Stack amenities strategically. High-value amenities like hot tubs, EV chargers, game rooms, and fast Wi-Fi justify higher nightly rates. One study by Airbnb found that listings with hot tubs earn up to $25 more per night on average.
Collect reviews aggressively. Reviews are the lifeblood of your STR business. Ask every guest to leave a review. Automate review requests through your property management tool. More five-star reviews means higher search ranking and more bookings.
FAQs About What Is an STR in Real Estate
Q1: What does STR stand for in real estate?
STR stands for short-term rental in real estate. It refers to a residential property rented out for short periods, typically ranging from one night to 30 days. Hosts list STR properties on platforms like Airbnb, Vrbo, and Booking.com to generate rental income from vacationers, business travelers, and other short-stay guests.
Q2: What is a STR listing?
A STR listing is a property advertised on a short-term rental platform such as Airbnb or Vrbo. It includes the property’s photos, description, pricing, availability calendar, amenities, and house rules. A well-optimized STR listing with professional photos, a detailed description, and strong guest reviews ranks higher in platform search results and attracts more bookings.
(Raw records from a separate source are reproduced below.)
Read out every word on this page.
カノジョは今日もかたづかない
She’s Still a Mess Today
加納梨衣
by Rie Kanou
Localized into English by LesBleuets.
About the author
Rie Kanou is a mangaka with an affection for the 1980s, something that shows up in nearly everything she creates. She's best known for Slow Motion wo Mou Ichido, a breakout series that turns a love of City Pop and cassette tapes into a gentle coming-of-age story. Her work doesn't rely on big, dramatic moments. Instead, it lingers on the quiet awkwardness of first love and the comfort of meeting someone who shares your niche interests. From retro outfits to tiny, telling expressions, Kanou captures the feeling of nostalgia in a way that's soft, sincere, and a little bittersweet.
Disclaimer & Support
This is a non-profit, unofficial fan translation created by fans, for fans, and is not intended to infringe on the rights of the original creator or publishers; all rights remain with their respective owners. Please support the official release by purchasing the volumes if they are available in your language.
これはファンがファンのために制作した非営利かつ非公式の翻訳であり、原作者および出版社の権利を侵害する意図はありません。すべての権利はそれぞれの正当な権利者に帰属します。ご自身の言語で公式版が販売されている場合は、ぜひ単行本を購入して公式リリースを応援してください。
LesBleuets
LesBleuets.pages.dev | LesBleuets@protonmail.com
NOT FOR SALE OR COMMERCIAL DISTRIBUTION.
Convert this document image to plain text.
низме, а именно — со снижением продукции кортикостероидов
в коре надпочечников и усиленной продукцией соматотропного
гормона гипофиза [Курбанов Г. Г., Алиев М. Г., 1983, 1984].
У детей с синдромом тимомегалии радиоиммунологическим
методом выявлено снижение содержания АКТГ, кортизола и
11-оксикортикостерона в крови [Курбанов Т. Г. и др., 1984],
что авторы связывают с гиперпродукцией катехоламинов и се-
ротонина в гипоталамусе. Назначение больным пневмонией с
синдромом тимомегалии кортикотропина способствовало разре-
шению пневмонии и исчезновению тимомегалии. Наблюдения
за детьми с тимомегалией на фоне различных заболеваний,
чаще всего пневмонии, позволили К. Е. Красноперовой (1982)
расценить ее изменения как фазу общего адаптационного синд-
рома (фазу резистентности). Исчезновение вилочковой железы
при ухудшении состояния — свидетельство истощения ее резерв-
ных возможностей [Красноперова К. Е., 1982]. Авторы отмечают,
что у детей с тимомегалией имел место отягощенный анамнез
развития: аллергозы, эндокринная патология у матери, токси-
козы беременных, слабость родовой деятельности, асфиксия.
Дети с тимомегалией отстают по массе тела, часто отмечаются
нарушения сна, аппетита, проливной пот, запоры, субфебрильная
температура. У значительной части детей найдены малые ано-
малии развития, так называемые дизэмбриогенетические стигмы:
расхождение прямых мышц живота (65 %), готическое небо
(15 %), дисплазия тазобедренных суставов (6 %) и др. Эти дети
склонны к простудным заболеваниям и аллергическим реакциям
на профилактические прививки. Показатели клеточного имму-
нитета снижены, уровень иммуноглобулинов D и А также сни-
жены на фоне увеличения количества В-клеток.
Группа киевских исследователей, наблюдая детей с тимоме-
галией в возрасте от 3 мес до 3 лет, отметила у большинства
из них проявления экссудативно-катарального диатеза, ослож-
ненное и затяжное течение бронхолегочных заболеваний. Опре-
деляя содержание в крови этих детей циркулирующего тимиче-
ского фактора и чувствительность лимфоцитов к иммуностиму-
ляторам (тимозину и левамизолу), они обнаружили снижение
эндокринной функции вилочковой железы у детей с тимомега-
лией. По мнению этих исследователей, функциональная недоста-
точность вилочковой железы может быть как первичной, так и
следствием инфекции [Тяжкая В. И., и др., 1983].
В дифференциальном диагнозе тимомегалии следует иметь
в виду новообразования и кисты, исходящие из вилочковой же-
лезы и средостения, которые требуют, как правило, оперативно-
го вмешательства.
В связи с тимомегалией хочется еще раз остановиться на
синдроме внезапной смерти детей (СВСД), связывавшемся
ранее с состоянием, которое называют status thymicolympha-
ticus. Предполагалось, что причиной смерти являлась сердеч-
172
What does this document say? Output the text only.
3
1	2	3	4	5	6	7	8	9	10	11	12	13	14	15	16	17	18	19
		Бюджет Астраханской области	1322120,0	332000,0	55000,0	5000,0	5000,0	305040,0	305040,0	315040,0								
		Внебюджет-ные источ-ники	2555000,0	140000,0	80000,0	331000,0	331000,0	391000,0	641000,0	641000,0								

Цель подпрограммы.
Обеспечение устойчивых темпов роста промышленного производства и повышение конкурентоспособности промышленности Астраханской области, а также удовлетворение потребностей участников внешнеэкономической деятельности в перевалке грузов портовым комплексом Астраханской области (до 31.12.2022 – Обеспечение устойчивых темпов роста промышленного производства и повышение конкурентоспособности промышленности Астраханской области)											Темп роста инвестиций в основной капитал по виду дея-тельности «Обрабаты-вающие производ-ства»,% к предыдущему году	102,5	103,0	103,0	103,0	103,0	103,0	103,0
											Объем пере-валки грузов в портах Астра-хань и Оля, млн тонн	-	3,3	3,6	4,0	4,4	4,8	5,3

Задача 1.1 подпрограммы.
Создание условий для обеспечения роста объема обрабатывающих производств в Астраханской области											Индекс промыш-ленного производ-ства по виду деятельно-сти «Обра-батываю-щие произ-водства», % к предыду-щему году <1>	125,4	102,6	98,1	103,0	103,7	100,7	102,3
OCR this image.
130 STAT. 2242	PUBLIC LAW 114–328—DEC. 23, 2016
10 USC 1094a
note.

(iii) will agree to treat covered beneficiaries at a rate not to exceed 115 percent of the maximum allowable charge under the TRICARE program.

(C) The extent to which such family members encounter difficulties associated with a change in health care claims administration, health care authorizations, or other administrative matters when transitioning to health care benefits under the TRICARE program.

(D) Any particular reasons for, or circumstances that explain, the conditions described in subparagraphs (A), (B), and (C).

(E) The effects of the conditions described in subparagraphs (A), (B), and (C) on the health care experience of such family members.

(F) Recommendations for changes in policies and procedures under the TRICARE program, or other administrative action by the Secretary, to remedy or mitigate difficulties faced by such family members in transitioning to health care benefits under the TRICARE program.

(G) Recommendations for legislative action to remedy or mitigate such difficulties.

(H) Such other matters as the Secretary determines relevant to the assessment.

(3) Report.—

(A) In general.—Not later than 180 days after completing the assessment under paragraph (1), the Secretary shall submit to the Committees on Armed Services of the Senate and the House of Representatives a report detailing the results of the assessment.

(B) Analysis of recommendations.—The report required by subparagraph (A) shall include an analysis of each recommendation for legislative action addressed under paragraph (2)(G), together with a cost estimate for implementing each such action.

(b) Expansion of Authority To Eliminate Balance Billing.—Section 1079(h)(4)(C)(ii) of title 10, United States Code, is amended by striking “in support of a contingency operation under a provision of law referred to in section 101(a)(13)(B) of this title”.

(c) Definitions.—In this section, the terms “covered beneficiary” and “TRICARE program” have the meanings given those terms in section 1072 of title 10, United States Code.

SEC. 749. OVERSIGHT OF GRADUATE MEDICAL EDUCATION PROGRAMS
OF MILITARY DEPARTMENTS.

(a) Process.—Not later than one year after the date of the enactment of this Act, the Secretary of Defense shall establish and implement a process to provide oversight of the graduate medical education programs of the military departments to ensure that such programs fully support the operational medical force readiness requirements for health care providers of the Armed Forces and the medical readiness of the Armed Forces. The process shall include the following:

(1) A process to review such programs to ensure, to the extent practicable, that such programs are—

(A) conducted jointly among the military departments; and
Q3: Is STR investing profitable in 2024?
Yes, STR investing can be highly profitable in the right market. According to AirDNA, the average U.S. short-term rental generates significantly more income per month than a comparable long-term rental. In top markets like the Smoky Mountains or Destin, Florida, STR properties can earn 2x to 3x more than a traditional rental. Profitability depends on location, property type, listing quality, and how well you manage pricing and operations.
Q4: Do I need a license to run an STR?
In most U.S. cities, yes. Many municipalities now require short-term rental hosts to obtain a permit or license before listing their property. Requirements vary widely by location. Some cities require owner-occupancy, limit the number of rental nights per year, or ban STRs in certain zones. Always check your local city and county regulations before purchasing or listing a short-term rental property.